The suggestion "Global renamed user <XXXX>" has been made. Any thoughts on this?

What's <XXXX> meant to be, an arbitrary number?

Yes, my apologies for not being clear.

In many cases the usernames are invalid simply because the initial character is lowercase (see a number of larger Wiktionaries, e.g. fr, de, it), so it could be helpful to rename these accounts to something like Renamed user "[original username]" or Lowercase user "[original username]". For other kinds of invalid usernames, I think an arbitrary name is appropriate - in most cases we'd be wasting our time to do anything else.

Hmm...I like this naming convention very much.

Do any of these invalid users have significant contributions? That could be worth checking out.

I'd guess at least one or two do, so I think it's worth checking out as well. Anyone feel like a quick check? What's the arbitrary number for "significant"? Over 25 edits?

In T5507#1056396, @TTO wrote:

Do any of these invalid users have significant contributions? That could be worth checking out.

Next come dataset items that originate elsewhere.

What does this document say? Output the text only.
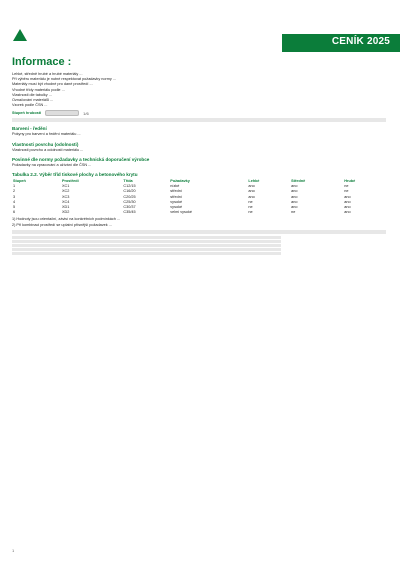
CENÍK 2025
Informace :

Lehké, středně hrubé a hrubé materiály ...

Při výběru materiálu je nutné respektovat požadavky normy ...

Materiály musí být vhodné pro dané prostředí ...

Vhodné třídy materiálu podle ...

Vlastnosti dle tabulky ...

Označování materiálů ...

Vzorek podle ČSN ...

Stupeň hrubosti	1/6
Barvení - ředění

Pokyny pro barvení a ředění materiálu ...

Vlastnosti povrchu (odolnosti)

Vlastnosti povrchu a odolnosti materiálu ...

Povinné dle normy požadavky a technická doporučení výrobce

Požadavky na zpracování a užívání dle ČSN ...

Tabulka 2.2. Výběr tříd tiskové plochy a betonového krytu
Stupeň	Prostředí	Třída	Požadavky	Lehké	Středně	Hrubé
1	XC1	C12/15	nízké	ano	ano	ne
2	XC2	C16/20	střední	ano	ano	ne
3	XC3	C20/25	střední	ano	ano	ano
4	XC4	C25/30	vysoké	ne	ano	ano
5	XD1	C30/37	vysoké	ne	ano	ano
6	XD2	C35/45	velmi vysoké	ne	ne	ano

1) Hodnoty jsou orientační, závisí na konkrétních podmínkách ...

2) Při kombinaci prostředí se uplatní přísnější požadavek ...

1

I'd guess at least one or two do, so I think it's worth checking out as well. Anyone feel like a quick check? What's the arbitrary number for "significant"? Over 25 edits?

I took the time to check the F2314 list myself. Most users have 0 edits according to user_editcount. Most of the accounts with significant edit counts are on wiktionaries and jawiki. There are 7 accounts with more than 200 edits, of which 3 have more than 2000 edits (one each on dewiktionary, fawiki, and frwiktionary).

I don't think any of that really matters too much, though. As you said, these people haven't been able to log in for aeons. As a non-shell user I can't see any fields like user_touched, but the user IDs tell their own story in most cases.

Keegan moved this task from To-do to Doing on the SUL-Finalization board.

Script is written, @Legoktm just needs to run it.

Change 208988 had a related patch set uploaded (by Legoktm):
Script to rename users with invalid usernames and make them global accounts

https://gerrit.wikimedia.org/r/208988

Change 208988 merged by jenkins-bot:
Script to rename users with invalid usernames and make them global accounts

https://gerrit.wikimedia.org/r/208988

All invalid accounts have now been renamed. T98757 should take care of making sure that we don't get into this mess again.